The U.S. Department of Agriculture recently announced plans to relocate the Economic Research Service and the National Institute of Food and Agriculture from Washington, D.C., to Kansas City this fall, on the grounds that it would move the agencies closer to stakeholders and save taxpayers $300 million over the next 15 years. But an analysis by the Agricultural and Applied Economics Association found that the move will actually cost taxpayers between $37 million and $128 million, Bryce Oates reports for The Daily Yonder.

"The AAEA economists, including two former ERS administrators, criticized USDA for overstating the costs of keeping ERS and NIFA in the capital region while failing to account for lost value of employees who choose to retire or resign rather than move.

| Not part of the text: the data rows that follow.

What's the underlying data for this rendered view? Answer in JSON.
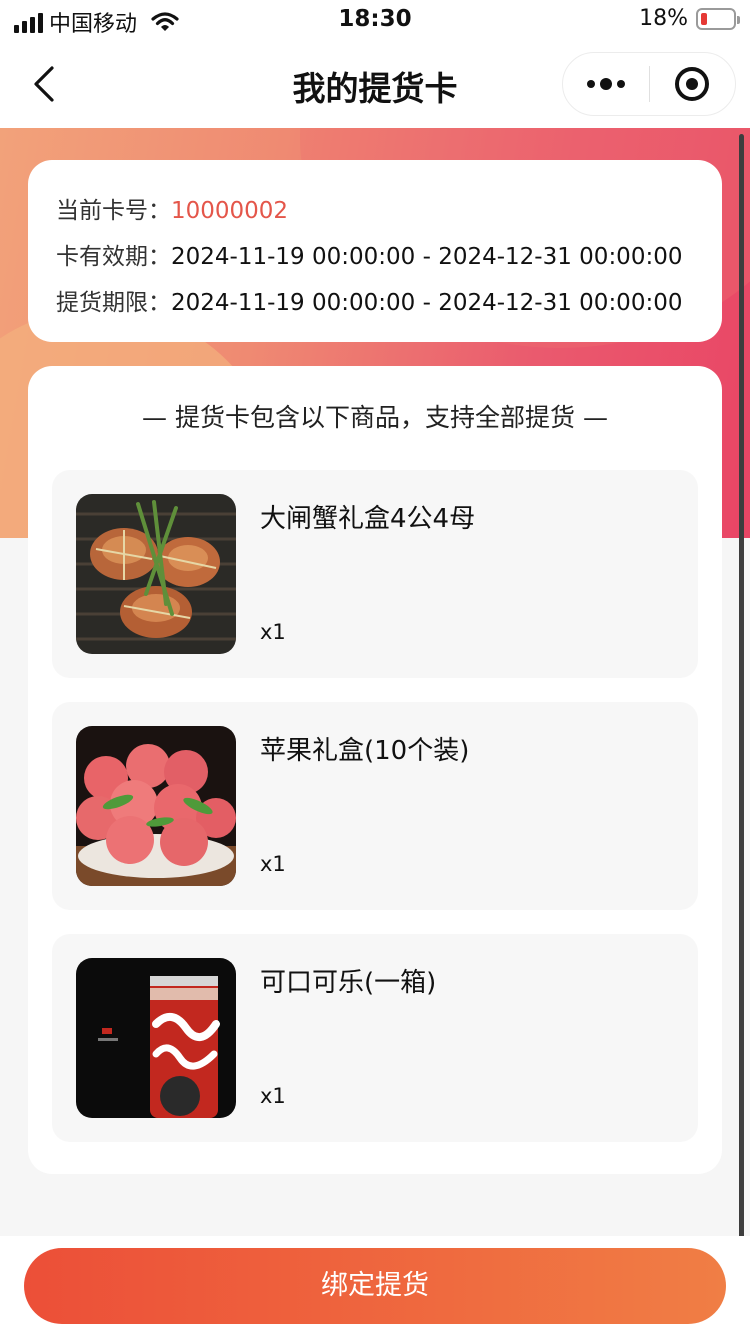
{
  "status_bar": {
    "carrier": "中国移动",
    "time": "18:30",
    "battery": "18%",
    "battery_level": 0.18,
    "battery_color": "#e53935"
  },
  "nav": {
    "title": "我的提货卡",
    "back_icon": "chevron-left-icon",
    "more_icon": "more-dots-icon",
    "close_icon": "target-icon"
  },
  "card_info": {
    "card_no_label": "当前卡号：",
    "card_no": "10000002",
    "validity_label": "卡有效期：",
    "validity": "2024-11-19 00:00:00 - 2024-12-31 00:00:00",
    "pickup_label": "提货期限：",
    "pickup": "2024-11-19 00:00:00 - 2024-12-31 00:00:00"
  },
  "goods": {
    "heading": "— 提货卡包含以下商品，支持全部提货 —",
    "items": [
      {
        "name": "大闸蟹礼盒4公4母",
        "qty": "x1",
        "image": "crab-image"
      },
      {
        "name": "苹果礼盒(10个装)",
        "qty": "x1",
        "image": "apple-image"
      },
      {
        "name": "可口可乐(一箱)",
        "qty": "x1",
        "image": "cola-image"
      }
    ]
  },
  "bottom": {
    "bind_button": "绑定提货"
  },
  "colors": {
    "accent_red": "#e4564a",
    "button_gradient_start": "#ec4f38",
    "button_gradient_end": "#f07e45",
    "header_gradient_start": "#f2a27a",
    "header_gradient_end": "#e94565"
  }
}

Analysts also criticized USDA for not making the full cost-benefit-analysis available to the public," Oates reports.

The economists also criticized the USDA for ignoring cost-saving measures that would have allowed the agencies to stay in the D.C. area, such as moving to cheaper real estate nearby. "USDA owns three buildings in the capital region already, AAEA said in the analysis, and the agency neglected to evaluate the option of eliminating rental payments altogether by moving employees into existing available space," Oates reports. 

"AAEA criticism of USDA’s projections also included lost value of research by employees. AAEA estimates that between 50 to 70 percent of ERS and NIFA employees would choose to retire or quit rather than move," Oates reports. The report estimates that between 250 and 400 employees will quit, and most of them are highly skilled workers with a Ph.D. The USDA will only be able to rehire about a quarter of them per year, the report projects, and even after the new workers are hired, it will take them about four years to match the expertise and productivity level of their predecessors. And employees who stay with the agencies and move from Washington D.C. will likely suffer a 25% reduction in productivity in the first year because some of their time will be occupied by moving, selling and buying homes, finding new schools and places of worship, and more, the report predicts.

The report adds another wrinkle to the already controversial issue. Since the USDA announced preliminary plans last August to move the agencies, many have protested that the move was an attempt to force out agency employees whose research has often proven unhelpful to President Trump's policies. Both agencies' employees recently voted to unionize and have joined the American Federation of Government Employees, Oates reports.